The heart attack took thirty-eight seconds.

Long enough to watch my coffee cup hit the floor. Long enough to think this is it before the kitchen tiles rushed up to meet me. The pain was enormous—a fist closing around everything I was—and then nothing.

Blackness. Silence. Gone.

Until the screaming started.

Metal tore itself apart around me. My seat buckled. Something hit my face—an oxygen mask, swinging wild from the overhead compartment. The cabin pitched forty degrees sideways, and bodies flew past like thrown luggage. A woman screamed somewhere behind me. A man prayed in Spanish.

I grabbed the armrest. Wrong hands. Too big, too callused, too young.

The window beside me showed clouds, then ocean, then clouds again as the plane spun. Through the chaos, through the impossible wrongness of existing at all, one thought cut clear:

This is Oceanic 815.

The tail section ripped away with a shriek of tortured aluminum. Passengers vanished into blue sky. Wind howled through the gap where a fuselage should be. I couldn't see the front of the plane anymore—just fire and debris and screaming and the green blur of jungle racing toward us.

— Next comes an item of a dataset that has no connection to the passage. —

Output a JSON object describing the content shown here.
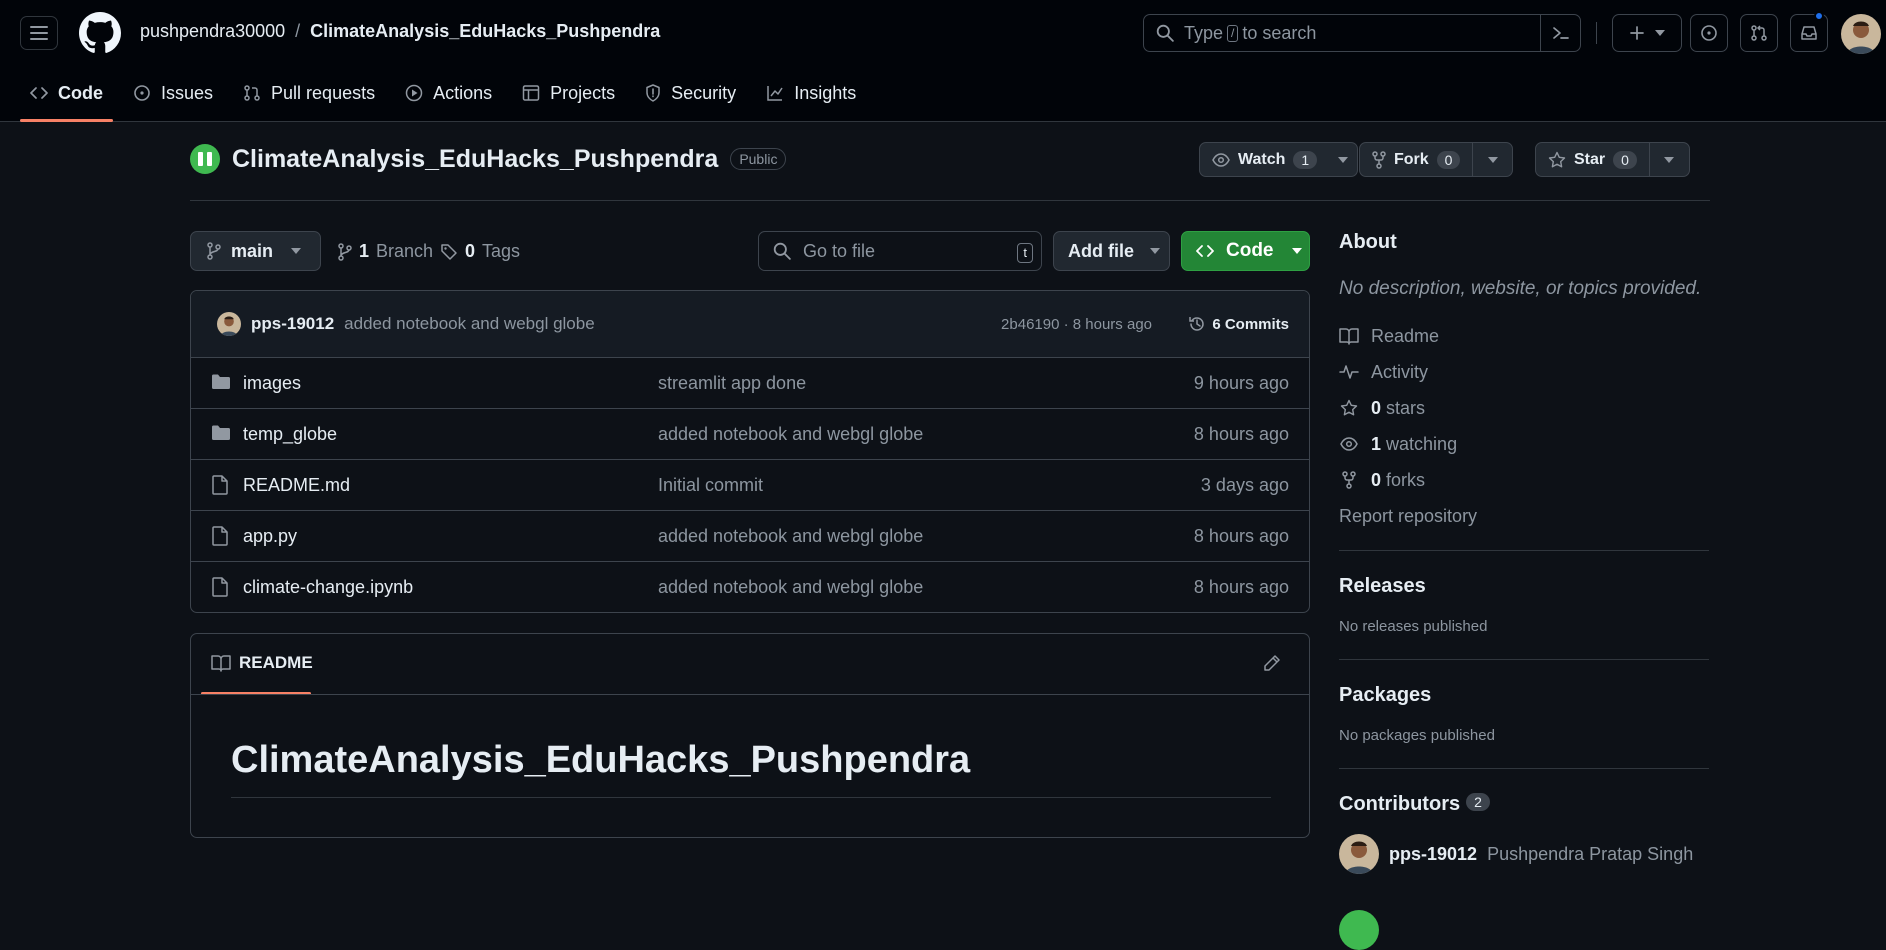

I knew this scene. I'd watched it on a television screen in a life that ended on a kitchen floor. The pilot episode. The crash. The opening minutes that launched six seasons of mystery and tragedy and—

Impact.

---

Sand in my mouth. Salt in my wounds.

I pushed up from the beach with arms that didn't belong to me. The world swam: smoke pillars rising from burning wreckage, people screaming names, the hot metal stink of jet fuel mixing with tropical flowers. A turbine engine still spun twenty yards away, its whine building toward something terminal.

Move. Now.

I rolled sideways just as someone stumbled too close to the intake. The suction caught their momentum, and for one frozen moment I watched a man realize he was about to die—

Then a bald figure tackled him clear. John Locke. Alive and mobile and heroic, three days before his first communion with the Island. The turbine exploded behind them, showering the beach with shrapnel.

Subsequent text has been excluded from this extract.